Principle:Facebookresearch Audiocraft Temporal Conditioning Preparation
Overview
Temporal Conditioning Preparation is the process of transforming raw multi-modal conditioning inputs -- chord progressions, drum audio, and melody contours -- into the internal representation format expected by JASCO's flow matching model. Each conditioning modality undergoes a distinct preprocessing pipeline that converts human-interpretable inputs (chord labels, audio waveforms, salience matrices) into tensor-based ConditioningAttributes that the model can consume during generation.
Theoretical Background
Symbolic Music Conditioning
JASCO supports symbolic conditioning, where musical structure is specified through discrete symbolic representations rather than raw audio:
- Chord conditioning: Chord progressions are specified as a list of (chord_label, start_time) tuples. The preprocessing converts these into per-frame integer sequences using the Chordino chord vocabulary mapping. Each frame at the model's frame rate (typically 50 Hz) is assigned the chord index active at that time point.

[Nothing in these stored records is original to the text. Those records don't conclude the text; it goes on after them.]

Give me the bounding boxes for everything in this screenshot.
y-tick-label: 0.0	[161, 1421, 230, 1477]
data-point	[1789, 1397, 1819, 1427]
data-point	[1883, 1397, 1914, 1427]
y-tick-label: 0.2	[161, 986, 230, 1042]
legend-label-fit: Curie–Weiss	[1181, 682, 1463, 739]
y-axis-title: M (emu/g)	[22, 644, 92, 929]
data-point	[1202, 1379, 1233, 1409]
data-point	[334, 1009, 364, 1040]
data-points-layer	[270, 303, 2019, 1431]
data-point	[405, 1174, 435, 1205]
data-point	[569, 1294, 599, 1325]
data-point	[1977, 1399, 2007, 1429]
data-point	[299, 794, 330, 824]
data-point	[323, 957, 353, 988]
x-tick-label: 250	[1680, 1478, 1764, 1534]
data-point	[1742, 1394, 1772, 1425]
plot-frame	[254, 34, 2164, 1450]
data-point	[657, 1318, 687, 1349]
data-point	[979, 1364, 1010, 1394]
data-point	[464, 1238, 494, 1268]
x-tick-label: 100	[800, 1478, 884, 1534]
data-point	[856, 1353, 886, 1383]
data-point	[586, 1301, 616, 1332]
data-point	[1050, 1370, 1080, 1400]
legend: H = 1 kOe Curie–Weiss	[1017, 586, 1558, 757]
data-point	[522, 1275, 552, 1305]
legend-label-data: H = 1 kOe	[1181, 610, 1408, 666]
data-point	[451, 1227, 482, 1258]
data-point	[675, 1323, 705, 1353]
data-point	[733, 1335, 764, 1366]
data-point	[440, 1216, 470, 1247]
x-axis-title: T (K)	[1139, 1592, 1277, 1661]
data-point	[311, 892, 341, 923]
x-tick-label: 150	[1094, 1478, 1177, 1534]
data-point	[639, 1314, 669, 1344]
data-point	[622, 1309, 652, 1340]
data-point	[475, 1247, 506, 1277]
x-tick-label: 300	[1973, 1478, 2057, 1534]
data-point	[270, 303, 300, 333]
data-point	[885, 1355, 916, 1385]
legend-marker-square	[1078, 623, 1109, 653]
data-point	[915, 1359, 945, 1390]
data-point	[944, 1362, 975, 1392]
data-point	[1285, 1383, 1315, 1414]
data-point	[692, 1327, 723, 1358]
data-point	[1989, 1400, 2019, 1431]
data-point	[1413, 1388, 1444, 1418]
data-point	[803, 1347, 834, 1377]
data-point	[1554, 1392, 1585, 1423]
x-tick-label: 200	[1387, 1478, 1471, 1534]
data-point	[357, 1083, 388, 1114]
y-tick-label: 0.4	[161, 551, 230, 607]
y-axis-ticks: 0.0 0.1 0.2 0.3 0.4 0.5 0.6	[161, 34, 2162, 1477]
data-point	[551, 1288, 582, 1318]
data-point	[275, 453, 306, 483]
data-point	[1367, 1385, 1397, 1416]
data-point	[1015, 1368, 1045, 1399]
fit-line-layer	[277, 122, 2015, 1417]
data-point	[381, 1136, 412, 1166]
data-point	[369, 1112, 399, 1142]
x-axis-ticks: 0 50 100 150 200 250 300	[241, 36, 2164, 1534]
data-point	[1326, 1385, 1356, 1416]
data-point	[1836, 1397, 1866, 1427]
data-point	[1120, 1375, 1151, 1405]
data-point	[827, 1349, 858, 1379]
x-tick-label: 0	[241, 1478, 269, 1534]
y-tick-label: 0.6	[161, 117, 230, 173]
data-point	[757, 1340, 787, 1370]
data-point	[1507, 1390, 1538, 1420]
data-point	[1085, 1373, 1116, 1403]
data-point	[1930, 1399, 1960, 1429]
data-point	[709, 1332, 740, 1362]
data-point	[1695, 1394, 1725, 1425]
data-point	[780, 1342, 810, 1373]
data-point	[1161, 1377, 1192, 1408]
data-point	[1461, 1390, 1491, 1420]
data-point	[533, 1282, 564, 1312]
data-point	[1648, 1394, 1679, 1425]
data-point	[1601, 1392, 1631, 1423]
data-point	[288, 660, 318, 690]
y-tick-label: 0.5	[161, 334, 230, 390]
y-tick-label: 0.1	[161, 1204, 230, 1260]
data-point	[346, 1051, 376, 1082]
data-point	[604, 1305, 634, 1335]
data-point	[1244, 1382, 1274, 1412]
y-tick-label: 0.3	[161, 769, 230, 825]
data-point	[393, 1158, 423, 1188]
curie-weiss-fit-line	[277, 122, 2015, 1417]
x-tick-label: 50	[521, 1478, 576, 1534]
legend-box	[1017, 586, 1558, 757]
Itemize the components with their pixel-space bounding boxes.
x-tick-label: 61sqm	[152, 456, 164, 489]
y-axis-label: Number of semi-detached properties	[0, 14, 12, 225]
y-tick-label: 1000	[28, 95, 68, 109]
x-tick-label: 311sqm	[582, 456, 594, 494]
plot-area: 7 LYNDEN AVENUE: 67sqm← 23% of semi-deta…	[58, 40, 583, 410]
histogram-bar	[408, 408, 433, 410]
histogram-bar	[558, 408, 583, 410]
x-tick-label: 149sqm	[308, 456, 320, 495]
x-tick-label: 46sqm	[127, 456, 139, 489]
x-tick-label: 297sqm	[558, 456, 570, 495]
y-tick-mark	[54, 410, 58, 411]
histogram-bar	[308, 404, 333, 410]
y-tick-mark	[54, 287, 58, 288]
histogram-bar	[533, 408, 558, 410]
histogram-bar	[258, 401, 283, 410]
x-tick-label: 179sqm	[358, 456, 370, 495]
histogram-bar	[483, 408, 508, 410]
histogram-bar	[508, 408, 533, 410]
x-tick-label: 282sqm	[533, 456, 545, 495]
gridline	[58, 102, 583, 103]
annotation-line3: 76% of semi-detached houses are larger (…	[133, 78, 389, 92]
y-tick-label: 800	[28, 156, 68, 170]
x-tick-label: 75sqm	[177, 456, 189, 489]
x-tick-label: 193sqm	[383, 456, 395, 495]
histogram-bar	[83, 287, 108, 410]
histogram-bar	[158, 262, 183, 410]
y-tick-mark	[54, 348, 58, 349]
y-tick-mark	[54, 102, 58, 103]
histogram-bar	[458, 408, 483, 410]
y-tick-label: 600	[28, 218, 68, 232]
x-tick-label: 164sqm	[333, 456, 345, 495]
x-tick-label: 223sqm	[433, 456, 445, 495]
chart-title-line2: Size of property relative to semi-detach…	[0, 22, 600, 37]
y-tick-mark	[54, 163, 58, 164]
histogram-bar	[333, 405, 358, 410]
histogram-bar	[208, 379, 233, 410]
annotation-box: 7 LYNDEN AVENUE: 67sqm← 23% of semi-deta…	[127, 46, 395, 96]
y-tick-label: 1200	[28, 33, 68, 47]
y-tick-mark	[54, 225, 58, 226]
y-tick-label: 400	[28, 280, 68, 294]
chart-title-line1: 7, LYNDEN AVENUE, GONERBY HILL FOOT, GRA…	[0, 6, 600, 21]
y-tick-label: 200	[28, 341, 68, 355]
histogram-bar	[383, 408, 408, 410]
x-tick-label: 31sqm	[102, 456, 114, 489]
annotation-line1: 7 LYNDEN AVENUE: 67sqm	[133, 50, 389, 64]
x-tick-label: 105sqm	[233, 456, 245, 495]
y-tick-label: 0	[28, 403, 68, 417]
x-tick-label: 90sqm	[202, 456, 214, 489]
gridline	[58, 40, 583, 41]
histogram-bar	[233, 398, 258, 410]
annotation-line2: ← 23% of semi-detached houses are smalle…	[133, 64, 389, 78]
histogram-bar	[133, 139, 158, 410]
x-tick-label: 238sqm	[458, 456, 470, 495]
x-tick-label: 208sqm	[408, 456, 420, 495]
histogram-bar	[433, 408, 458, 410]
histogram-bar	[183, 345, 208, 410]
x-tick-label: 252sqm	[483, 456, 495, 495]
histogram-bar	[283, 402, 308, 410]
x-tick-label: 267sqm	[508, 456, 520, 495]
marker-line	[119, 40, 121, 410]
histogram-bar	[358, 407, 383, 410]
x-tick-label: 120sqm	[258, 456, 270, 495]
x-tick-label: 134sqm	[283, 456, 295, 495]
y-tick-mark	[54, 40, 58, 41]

- Melody conditioning: Melody is specified as a pre-computed salience matrix of shape
[B, melody_bins, T], wheremelody_bins(default 53) represents pitch bins andTis the number of temporal frames. This matrix encodes the pitch content at each time step, typically extracted from a melody using a pitch salience algorithm.
Audio-Domain Conditioning
- Drums conditioning: Drum patterns are provided as raw audio waveforms. The
DrumsConditionerprocesses these through a sophisticated pipeline: stem separation using Demucs to isolate the drum track, encoding through EnCodec to get continuous latents, quantization to the coarsest codebook, dequantization back to continuous space, and temporal blurring to create a smooth conditioning signal.
Temporal Alignment
All conditioning signals must be aligned to the model's temporal resolution (frame rate). The preparation step handles:
- Padding short signals to the expected sequence length
- Trimming long signals to match the segment duration
- Converting between time-domain (seconds) and frame-domain (frame indices) representations
Key Concepts
| Concept | Input Format | Internal Format | Conditioner Class |
|---|---|---|---|
| Chords | List[Tuple[str, float]] -- chord labels with start times |
SymbolicCondition(frame_chords=Tensor[T]) -- per-frame integer indices |
ChordsEmbConditioner
|
| Drums | Tensor[B, C, T] -- raw drum audio waveform |
WavCondition -- wrapped waveform with metadata |
DrumsConditioner
|
| Melody | Tensor[B, 53, T] -- pre-computed salience matrix |
SymbolicCondition(melody=Tensor[B, 53, T]) |
MelodyConditioner
|
JASCO Conditioner Architecture
The temporal conditioning system consists of several specialized classes:
- ChordsEmbConditioner (
jasco_conditioners.py:L36-56): Embeds integer chord indices into continuous vectors using annn.Embeddinglayer. Vocabulary size iscard + 1to accommodate a null chord token used during dropout. - DrumsConditioner (
jasco_conditioners.py:L59-214): A complex waveform conditioner that performs drum stem separation via Demucs, encodes to EnCodec latents, quantizes to the coarsest codebook, decodes back to continuous space, and applies temporal blurring. Supports embedding caching for training efficiency. - MelodyConditioner (
jasco_conditioners.py:L15-33): Projects pre-computed salience matrices through a linear output projection, treating the melody bins as the input dimension. - JascoConditioningProvider (
jasco_conditioners.py:L216-300): Orchestrates tokenization and collation of all conditioning types, including null-condition handling for inputs that are not provided.
Design Rationale
- Modular conditioning: Each modality has its own conditioner class, making it straightforward to add new conditioning types or modify existing ones.
- Graceful degradation: When a conditioning modality is not provided, null conditions are automatically substituted (zero tensors for drums and melody, null chord token for chords), enabling generation with any subset of conditions.
- Temporal blurring for drums: The drum latents are temporally blurred to provide a coarse rhythmic pattern rather than frame-exact timing, which gives the model more creative freedom in placing individual drum hits.